Wednesday, September 27, 2017

WARHOLCAPOTE A.R.T. Loeb Drama Center Through October 31. Review by Ed Meek


From the Words of Truman Capote and Andy Warhol
Adapted by Rob Roth
Directed by Michael Mayer
Starring Stephen Spinella and Dan Butler

Film critic David Denby once said he has a hard time sitting though a play. Drama is a unique experience today. We sit, without distractions, focusing on what the people on stage are saying and to a lesser extent, doing, since in drama, dialogue is part of the action. Drama has a number of constraints. Unlike movies, there can be no grand battles; there are only so many characters that can fit on a set. We can’t zoom around the galaxy or dive under the water or follow horses around a track. Instead, drama and conflict, expressed in language by a limited number of characters must hold our attention. As in fiction, good playwrights hold back information, leading the audience by the hand through scenes that reveal character and perhaps truth. For example, In Parks’ Top Dog/Underdog, we slowly learn the background of two brothers and the conflict between them, culminating in a climatic conclusion. Along the way, themes of racism, exploitation, and our susceptibility to the con are explored.

Rob Roth developed WARHOLCAPOTE, based on conversations between the two iconic American artists taped by Warhol. Capote and Warhol represent something we don’t see much of today: celebrity artists. Capote appeared on Johnny Carson and was touted by Norman Mailer and critics as a great American writer. His novella Breakfast at Tiffany’s featured Holly-go-lightly, the character played by Audrey Hepburn in the film based on the book. In Cold Blood was a significant predecessor of creative nonfiction and nonfiction television serials like Making a Murderer. Warhol, with his Marilyn portfolio and his Campbell Soup cans, was perhaps the most famous artist in the United States in the 1960s. At the same time, Warhol’s work expressed the way that through fame, individuality is lost. Both Warhol and Capote apparently threw great parties.

The two even hoped to do a play together. Warhol, who was four years younger than Capote was obsessed with him. Capote was already famous when Warhol arrived in New York. He wrote fan letters to Capote daily and hung outside his apartment hoping to meet him. When he finally was invited in, Capote thought Warhol a strange and lonely guy but as time passed, Warhol gained fame and they became friends. Warhol stuck by Capote when he became embroiled in a scandal based on a story he wrote called “A Cote Basque” in which he attacked and exposed a number of his socialite pals. Warhol and Capote remained friends until Capote died in 1984.

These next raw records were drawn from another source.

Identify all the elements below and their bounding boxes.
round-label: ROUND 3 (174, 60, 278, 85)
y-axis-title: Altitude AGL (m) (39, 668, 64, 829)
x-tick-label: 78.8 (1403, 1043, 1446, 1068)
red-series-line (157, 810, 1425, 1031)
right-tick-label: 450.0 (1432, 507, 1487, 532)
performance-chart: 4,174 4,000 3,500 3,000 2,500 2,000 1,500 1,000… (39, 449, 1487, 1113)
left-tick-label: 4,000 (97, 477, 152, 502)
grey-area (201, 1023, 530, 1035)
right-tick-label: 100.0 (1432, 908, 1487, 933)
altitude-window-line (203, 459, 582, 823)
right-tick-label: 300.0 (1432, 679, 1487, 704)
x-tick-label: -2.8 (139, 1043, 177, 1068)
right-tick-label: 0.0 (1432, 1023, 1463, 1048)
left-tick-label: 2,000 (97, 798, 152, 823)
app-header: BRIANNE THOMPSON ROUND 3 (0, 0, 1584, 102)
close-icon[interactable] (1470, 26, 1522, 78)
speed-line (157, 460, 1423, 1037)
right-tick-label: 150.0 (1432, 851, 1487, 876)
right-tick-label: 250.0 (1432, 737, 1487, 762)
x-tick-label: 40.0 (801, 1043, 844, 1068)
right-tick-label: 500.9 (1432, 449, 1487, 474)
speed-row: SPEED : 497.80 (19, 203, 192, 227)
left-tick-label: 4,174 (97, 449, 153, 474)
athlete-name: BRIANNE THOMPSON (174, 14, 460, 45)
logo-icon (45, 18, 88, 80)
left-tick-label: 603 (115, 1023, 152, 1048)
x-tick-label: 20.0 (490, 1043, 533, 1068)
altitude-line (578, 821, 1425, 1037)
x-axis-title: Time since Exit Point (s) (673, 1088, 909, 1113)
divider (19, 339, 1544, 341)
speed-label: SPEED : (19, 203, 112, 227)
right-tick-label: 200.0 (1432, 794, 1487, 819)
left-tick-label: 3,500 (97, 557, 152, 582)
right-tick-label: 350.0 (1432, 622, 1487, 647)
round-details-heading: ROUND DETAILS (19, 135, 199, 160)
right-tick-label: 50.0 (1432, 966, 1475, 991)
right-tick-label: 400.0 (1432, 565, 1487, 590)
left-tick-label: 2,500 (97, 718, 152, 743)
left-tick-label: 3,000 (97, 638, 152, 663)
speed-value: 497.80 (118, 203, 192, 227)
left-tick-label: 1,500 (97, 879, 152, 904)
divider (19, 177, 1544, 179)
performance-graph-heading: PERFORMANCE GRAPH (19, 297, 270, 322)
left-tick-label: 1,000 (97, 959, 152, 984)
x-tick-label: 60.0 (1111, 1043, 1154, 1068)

Rob Roth says he drew from 59 cassette tapes as well as interviews and other recordings over a period of years to create the play. WARHOLCAPOTE can be charming and entertaining, like listening in to the conversation of an interesting couple at the next table in a restaurant, (There’s a salacious story about Capote and Humphrey Bogart that I wish I hadn’t heard.) but there is no drama, no conflict. No catharsis. Diane Paulus, the Artistic Director of A.R.T. says “the two artists imagined a play that would blur the boundaries between reality and art.” Paulus like Warhol is great at combining art and commerce. The Harvard Museum is currently featuring prints of Warhol’s portfolio of Marilyn Monroe.

Mahler’s film My Dinner With Andre has a similar premise. Mahler thought the conversations between his two friends were really interesting. What if he filmed the two in a restaurant? In My Dinner With Andre, Wallace Shawn and Andre Gregary engage in an argument about opposing world views. Shawn is very animated and enthusiastic in his delivery. Gregory is low key and rational. During the course of the argument, they reveal who they are and what they believe in and prompt us to raise questions about what is important in life. The movie is in essence, a filmed play and their opposing views furnish the necessary drama.

There are other problems with WARHOLCAPOTE. One of the two principle actors dropped out of the play just before it was to begin. Dan Butler bravely jumped in but he had to keep a script in his hands throughout the performance I saw. Unfortunately anyone who plays Capote begs a comparison to the late, great Philip Seymor in the film Capote. Stephen Spinella plays Warhol as a quirky dweeb with a high-pitched flat accent. Warhol was certainly quirky and whimsical but he was also really smart with great business sense. He once said: “good business is an art form.” He was very social, loved to throw parties and go to Sudio 54, launched Interview magazine and successfully married commerce and art in his work.

The play has a great set. At 90 minutes with no intermission, it moves along quickly.